Slumdog Millionaire - a film that doesn’t really fit in anywhere…


Slumdog Millionaire (UK/France, 2008)

Seen: Saturday, 21st February 2009 (cinema, special screening)
Runtime: 120′
Polish Distributor: Monolith Plus (27th February 2009)
Release Date (worldwide): 30th August 2008
Director: Danny Boyle, Loveleen Tandan (co-director)
Cast: Dev Patel, Anil Kapoor, Freida Pinto, Irrfan Khan
Production House: Celador Films, Film4, Pathé Pictures International
Plot: (from imdb)

A Mumbai teen who grew up in the slums, becomes a contestant on the Indian version of “Who Wants To Be A Millionaire?” He is arrested under suspicion of cheating, and while being interrogated, events from his life history are shown which explain why he knows the answers.

This is one of the promos for the Indian market. If you want to see the English theatrical trailer then check it out in my film spotting post.

Impressions In Short
I think it is neither as great nor as bad as some people will have you believe. It’s certainly a pleasant film to watch though.

More About the Film
This film is a bit of a misfit - it doesn’t really belong anywhere. It doesn’t follow the commercial rules of either Hollywood or Bollywood, nor is it an art house film. It has a lot of elements of India in it, but it is also very clearly a film of an outsider looking in rather than a film that is truly Indian in character (though it does pay a small homage to Bollywood - particularly with its one dance sequence).
I guess this is why Warner Bros felt the film would be difficult to sell and it was originally going to be released straight to DVD. Eventually Warner Bros passed it on for distribution to Fox Searchlight and gosh must they be kicking themselves lol
For me the film had two really, really strong points. The screenplay was amazing - one rarely sees something that’s constructed so well. And just to be clear - I don’t mean the story. The story is just a simple tale of an underdog and his love for a girl. I specifically mean the screenplay, as in the way the story was told. It has terrific suspense (not something you usually get much of in love stories :]) and it’s just very originally told. I was very happy to see Simon Beaufoy get the Oscar for it. Then the other thing that was really exceptional was the way the sound was mixed. The way the sounds of Mumbai and the music and everything were put together was very unique. In fact I remember reading A.R. Rahman attributing the attention his soundtrack received to the mixing of it - nobody had mixed it like that before. So I’m really happy that the Oscar for Sound Mixing went to Slumdog :)
The music of course was really good as well, but IMO A.R. Rahman is a great composer, period. I don’t think this is necessarily his best work ever. This is just the first time he’s had the opportunity to be globally recognised and I’m happy he has :)
The rest of the film for me was very good, just not exceptional. I mean I probably would have been more positive than I’m being at the moment if not for the hype levels that are surrounding Slumdog. When you’re expecting a lot from a film, one tends to watch it with a more critical eye (or at least I do ;)), so it’s kind of harder to be really impressed.

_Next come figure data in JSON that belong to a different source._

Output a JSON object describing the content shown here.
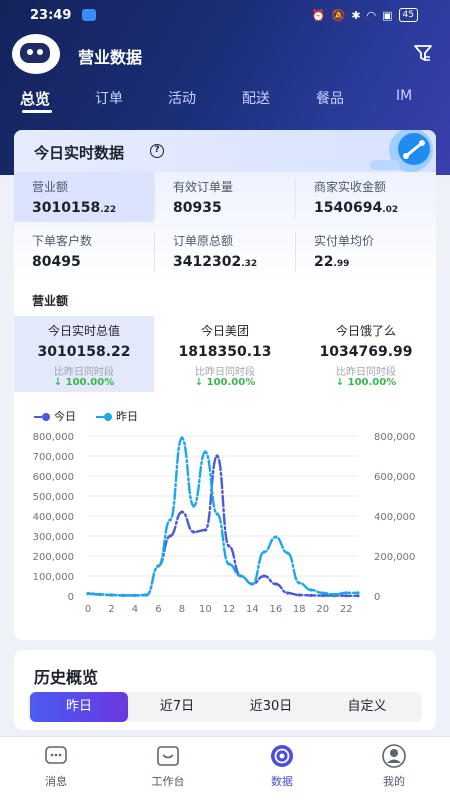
{
  "status_bar": {
    "time": "23:49",
    "battery": "45"
  },
  "app": {
    "title": "营业数据"
  },
  "tabs": [
    "总览",
    "订单",
    "活动",
    "配送",
    "餐品",
    "IM"
  ],
  "realtime": {
    "title": "今日实时数据",
    "help_icon": "help-icon",
    "metrics": [
      {
        "label": "营业额",
        "int": "3010158",
        "dec": ".22"
      },
      {
        "label": "有效订单量",
        "int": "80935",
        "dec": ""
      },
      {
        "label": "商家实收金额",
        "int": "1540694",
        "dec": ".02"
      },
      {
        "label": "下单客户数",
        "int": "80495",
        "dec": ""
      },
      {
        "label": "订单原总额",
        "int": "3412302",
        "dec": ".32"
      },
      {
        "label": "实付单均价",
        "int": "22",
        "dec": ".99"
      }
    ],
    "section_label": "营业额",
    "compare": [
      {
        "label": "今日实时总值",
        "value": "3010158.22",
        "sub": "比昨日同时段",
        "pct": "↓ 100.00%"
      },
      {
        "label": "今日美团",
        "value": "1818350.13",
        "sub": "比昨日同时段",
        "pct": "↓ 100.00%"
      },
      {
        "label": "今日饿了么",
        "value": "1034769.99",
        "sub": "比昨日同时段",
        "pct": "↓ 100.00%"
      }
    ]
  },
  "chart_data": {
    "type": "line",
    "x": [
      0,
      1,
      2,
      3,
      4,
      5,
      6,
      7,
      8,
      9,
      10,
      11,
      12,
      13,
      14,
      15,
      16,
      17,
      18,
      19,
      20,
      21,
      22,
      23
    ],
    "x_ticks": [
      "0",
      "2",
      "4",
      "6",
      "8",
      "10",
      "12",
      "14",
      "16",
      "18",
      "20",
      "22"
    ],
    "y_left_ticks": [
      "0",
      "100,000",
      "200,000",
      "300,000",
      "400,000",
      "500,000",
      "600,000",
      "700,000",
      "800,000"
    ],
    "y_right_ticks": [
      "0",
      "200,000",
      "400,000",
      "600,000",
      "800,000"
    ],
    "ylim": [
      0,
      800000
    ],
    "series": [
      {
        "name": "今日",
        "color": "#4a5bd6",
        "values": [
          12000,
          8000,
          5000,
          3000,
          3000,
          5000,
          150000,
          300000,
          420000,
          320000,
          330000,
          700000,
          250000,
          100000,
          60000,
          100000,
          60000,
          15000,
          5000,
          3000,
          2000,
          2000,
          1000,
          1000
        ]
      },
      {
        "name": "昨日",
        "color": "#1aa7ec",
        "values": [
          12000,
          8000,
          5000,
          3000,
          3000,
          5000,
          150000,
          380000,
          790000,
          450000,
          720000,
          410000,
          160000,
          100000,
          60000,
          220000,
          295000,
          215000,
          65000,
          30000,
          15000,
          8000,
          16000,
          16000
        ]
      }
    ],
    "grid": true,
    "legend": "top-left"
  },
  "history": {
    "title": "历史概览",
    "ranges": [
      "昨日",
      "近7日",
      "近30日",
      "自定义"
    ],
    "active_range": 0
  },
  "bottom_nav": [
    {
      "label": "消息",
      "icon": "message-icon"
    },
    {
      "label": "工作台",
      "icon": "workbench-icon"
    },
    {
      "label": "数据",
      "icon": "data-icon"
    },
    {
      "label": "我的",
      "icon": "profile-icon"
    }
  ],
  "active_nav": 2
}
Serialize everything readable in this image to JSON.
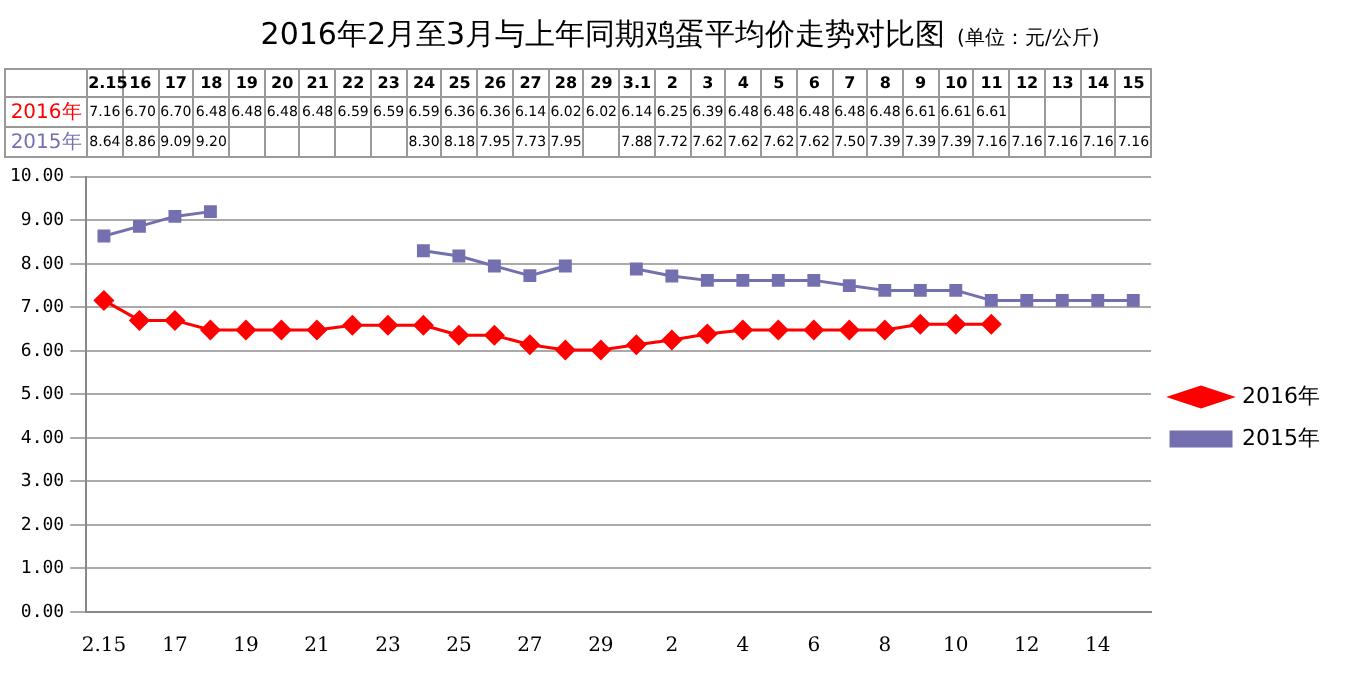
{
  "chart_data": {
    "type": "line",
    "title": "2016年2月至3月与上年同期鸡蛋平均价走势对比图",
    "subtitle": "(单位：元/公斤)",
    "categories": [
      "2.15",
      "16",
      "17",
      "18",
      "19",
      "20",
      "21",
      "22",
      "23",
      "24",
      "25",
      "26",
      "27",
      "28",
      "29",
      "3.1",
      "2",
      "3",
      "4",
      "5",
      "6",
      "7",
      "8",
      "9",
      "10",
      "11",
      "12",
      "13",
      "14",
      "15"
    ],
    "series": [
      {
        "name": "2016年",
        "color": "#ff0000",
        "marker": "diamond",
        "values": [
          7.16,
          6.7,
          6.7,
          6.48,
          6.48,
          6.48,
          6.48,
          6.59,
          6.59,
          6.59,
          6.36,
          6.36,
          6.14,
          6.02,
          6.02,
          6.14,
          6.25,
          6.39,
          6.48,
          6.48,
          6.48,
          6.48,
          6.48,
          6.61,
          6.61,
          6.61,
          null,
          null,
          null,
          null
        ],
        "value_labels": [
          "7.16",
          "6.70",
          "6.70",
          "6.48",
          "6.48",
          "6.48",
          "6.48",
          "6.59",
          "6.59",
          "6.59",
          "6.36",
          "6.36",
          "6.14",
          "6.02",
          "6.02",
          "6.14",
          "6.25",
          "6.39",
          "6.48",
          "6.48",
          "6.48",
          "6.48",
          "6.48",
          "6.61",
          "6.61",
          "6.61",
          null,
          null,
          null,
          null
        ]
      },
      {
        "name": "2015年",
        "color": "#7470b0",
        "marker": "square",
        "values": [
          8.64,
          8.86,
          9.09,
          9.2,
          null,
          null,
          null,
          null,
          null,
          8.3,
          8.18,
          7.95,
          7.73,
          7.95,
          null,
          7.88,
          7.72,
          7.62,
          7.62,
          7.62,
          7.62,
          7.5,
          7.39,
          7.39,
          7.39,
          7.16,
          7.16,
          7.16,
          7.16,
          7.16
        ],
        "value_labels": [
          "8.64",
          "8.86",
          "9.09",
          "9.20",
          null,
          null,
          null,
          null,
          null,
          "8.30",
          "8.18",
          "7.95",
          "7.73",
          "7.95",
          null,
          "7.88",
          "7.72",
          "7.62",
          "7.62",
          "7.62",
          "7.62",
          "7.50",
          "7.39",
          "7.39",
          "7.39",
          "7.16",
          "7.16",
          "7.16",
          "7.16",
          "7.16"
        ]
      }
    ],
    "ylim": [
      0,
      10
    ],
    "yticks": [
      {
        "value": 0,
        "label": "0.00"
      },
      {
        "value": 1,
        "label": "1.00"
      },
      {
        "value": 2,
        "label": "2.00"
      },
      {
        "value": 3,
        "label": "3.00"
      },
      {
        "value": 4,
        "label": "4.00"
      },
      {
        "value": 5,
        "label": "5.00"
      },
      {
        "value": 6,
        "label": "6.00"
      },
      {
        "value": 7,
        "label": "7.00"
      },
      {
        "value": 8,
        "label": "8.00"
      },
      {
        "value": 9,
        "label": "9.00"
      },
      {
        "value": 10,
        "label": "10.00"
      }
    ],
    "grid": "y",
    "legend": "right"
  }
}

Yep. I don’t think it is quite as good as the hype surrounding it, but it’s definitely worth watching. I think most of the people who dislike it are unhappy because they want it to have some sort of deeper meaning, whereas Slumdog is just a feel-good kind of movie.
But quite apart from that, I think that if you have a serious interest in cinema, you should see it even if you’re expecting to hate it. I’m pretty sure this film is going to be in cinema history books. Films like Titanic, The Matrix or Amelie may not be universally loved (I don’t really love any of them ;-P), but they changed things - changed the way producers and distributors thought about films. I reckon Slumdog is going to change things too.